EVERY day in Tasmania 117 elderly people who need to be in a nursing home are waiting in a hospital bed.

Health and Human Services Minister David Llewellyn said a new study showed Tasmania was spending more than $16 million a year caring for people who should not be living in hospital.

Mr Llewellyn said the ageing of the population meant the problem would worsen rapidly, with expectations Tasmania would plumb crisis depths ahead of other states.

"The shortage of federally funded places is a pressing problem with serious consequences to our state public health system," he said.

"For 12 months I have been highlighting the shortage of beds in our public hospitals being exacerbated by the problem of patients awaiting transfer to residential aged care."

As well as the distress to frail elderly people and their families, each bed could potentially be used to help ease the long elective surgery waiting lists.

The average wait for a nursing home place was six months in a study done two years ago, with many waiting more than a year.

State governments are hoping to pressure the Federal Government over the health care crisis at the Council of Australian Governments meeting in Canberra tomorrow.

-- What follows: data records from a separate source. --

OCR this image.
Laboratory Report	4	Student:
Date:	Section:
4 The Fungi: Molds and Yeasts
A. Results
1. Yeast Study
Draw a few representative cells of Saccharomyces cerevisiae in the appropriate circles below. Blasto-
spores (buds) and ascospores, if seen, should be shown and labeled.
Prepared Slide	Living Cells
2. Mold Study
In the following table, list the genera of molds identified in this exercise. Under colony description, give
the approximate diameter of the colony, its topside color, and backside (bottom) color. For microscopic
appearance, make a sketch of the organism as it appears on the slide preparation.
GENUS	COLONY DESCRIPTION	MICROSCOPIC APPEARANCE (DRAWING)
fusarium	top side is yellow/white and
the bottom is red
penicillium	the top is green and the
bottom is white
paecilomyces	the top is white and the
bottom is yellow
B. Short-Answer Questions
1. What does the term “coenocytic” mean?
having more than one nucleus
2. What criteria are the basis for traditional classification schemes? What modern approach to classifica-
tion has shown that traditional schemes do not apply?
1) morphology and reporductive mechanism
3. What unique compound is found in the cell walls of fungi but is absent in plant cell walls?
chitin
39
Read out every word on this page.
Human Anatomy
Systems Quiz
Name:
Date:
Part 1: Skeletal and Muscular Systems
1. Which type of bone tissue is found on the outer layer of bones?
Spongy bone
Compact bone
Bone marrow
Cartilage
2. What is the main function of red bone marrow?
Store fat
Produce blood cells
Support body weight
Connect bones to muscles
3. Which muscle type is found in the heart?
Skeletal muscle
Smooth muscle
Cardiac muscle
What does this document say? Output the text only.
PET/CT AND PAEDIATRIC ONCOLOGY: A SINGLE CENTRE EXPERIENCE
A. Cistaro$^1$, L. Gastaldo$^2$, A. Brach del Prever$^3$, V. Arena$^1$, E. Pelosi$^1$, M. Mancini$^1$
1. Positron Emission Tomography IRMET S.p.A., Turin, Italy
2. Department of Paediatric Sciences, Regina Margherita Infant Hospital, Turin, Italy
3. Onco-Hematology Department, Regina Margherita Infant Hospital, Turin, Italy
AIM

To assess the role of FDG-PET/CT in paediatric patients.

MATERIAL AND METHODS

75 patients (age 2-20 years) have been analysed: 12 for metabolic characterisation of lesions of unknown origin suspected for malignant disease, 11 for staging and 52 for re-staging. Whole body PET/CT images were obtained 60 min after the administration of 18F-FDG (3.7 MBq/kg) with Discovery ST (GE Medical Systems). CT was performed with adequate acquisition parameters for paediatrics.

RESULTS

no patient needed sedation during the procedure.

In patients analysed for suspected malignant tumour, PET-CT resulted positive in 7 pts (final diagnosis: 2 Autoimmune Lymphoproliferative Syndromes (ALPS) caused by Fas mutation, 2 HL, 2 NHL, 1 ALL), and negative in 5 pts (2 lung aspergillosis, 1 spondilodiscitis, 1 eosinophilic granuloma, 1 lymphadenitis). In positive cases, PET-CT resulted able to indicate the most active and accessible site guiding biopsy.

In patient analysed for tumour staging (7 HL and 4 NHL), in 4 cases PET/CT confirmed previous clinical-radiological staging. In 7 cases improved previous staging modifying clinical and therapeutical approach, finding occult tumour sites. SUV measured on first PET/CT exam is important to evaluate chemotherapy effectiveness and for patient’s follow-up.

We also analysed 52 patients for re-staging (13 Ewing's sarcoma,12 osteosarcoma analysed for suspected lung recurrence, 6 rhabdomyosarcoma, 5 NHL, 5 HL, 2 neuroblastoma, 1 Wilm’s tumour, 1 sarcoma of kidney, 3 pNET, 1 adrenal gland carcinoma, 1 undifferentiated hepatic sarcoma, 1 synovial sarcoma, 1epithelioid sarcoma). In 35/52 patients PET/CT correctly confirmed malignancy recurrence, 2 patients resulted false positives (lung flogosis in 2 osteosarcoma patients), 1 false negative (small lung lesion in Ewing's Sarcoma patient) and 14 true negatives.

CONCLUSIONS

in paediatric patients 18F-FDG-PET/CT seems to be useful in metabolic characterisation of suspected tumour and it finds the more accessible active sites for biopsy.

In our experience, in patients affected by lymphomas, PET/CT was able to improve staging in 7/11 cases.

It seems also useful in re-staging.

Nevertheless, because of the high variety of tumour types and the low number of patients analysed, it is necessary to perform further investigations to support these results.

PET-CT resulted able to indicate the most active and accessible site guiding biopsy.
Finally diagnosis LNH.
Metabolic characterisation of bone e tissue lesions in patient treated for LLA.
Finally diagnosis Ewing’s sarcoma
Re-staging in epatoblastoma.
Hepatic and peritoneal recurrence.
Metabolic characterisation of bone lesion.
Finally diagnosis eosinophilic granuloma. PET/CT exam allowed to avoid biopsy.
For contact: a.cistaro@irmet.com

Mr Llewellyn said an average 83 patients were stuck in the Royal Hobart Hospital, Launceston General Hospital and North-West Regional Hospital each day, costing $257,000 weekly.

"Our rural hospitals are also affected, with an average 15 patients awaiting transfer to residential care each week at a cost of around $37,000," he said.

"An average 11 patients receive rehabilitation at the Royal Hobart Hospital Karigal service each week, costing the state about $13,000 a week.

"The whole question of residential aged care is one of the biggest challenges facing Australia and for Tasmania the need to meet this challenge will come much sooner than elsewhere, even decades before some of the bigger states."

Last year the situation got so bad the State Government moved 30 elderly patients to a new unit at New Town in a two-year pilot project funded by both state and federal governments.

In June last year there were the equivalent of two full acute-care wards with elderly people waiting for beds.

Meanwhile, the ACT has broken ranks with the Labor states by signing the Federal Government's public hospital funding agreement.

ACT Health Minister Simon Corbell snapped the deadlock when he secured $553 million over the next five years for Canberra hospitals.

Federal Health Minister Kay Patterson said the agreement boosted hospital funding in the territory by $146 million above the money provided under the last agreement.

The Federal Government has offered $42 billion to the states under the agreement, a $10 billion boost on the previous deal.

But the states say they need at least 27 per cent more to maintain existing services, and have called for health funding to be discussed at tomorrow's meeting between the premiers and prime minister.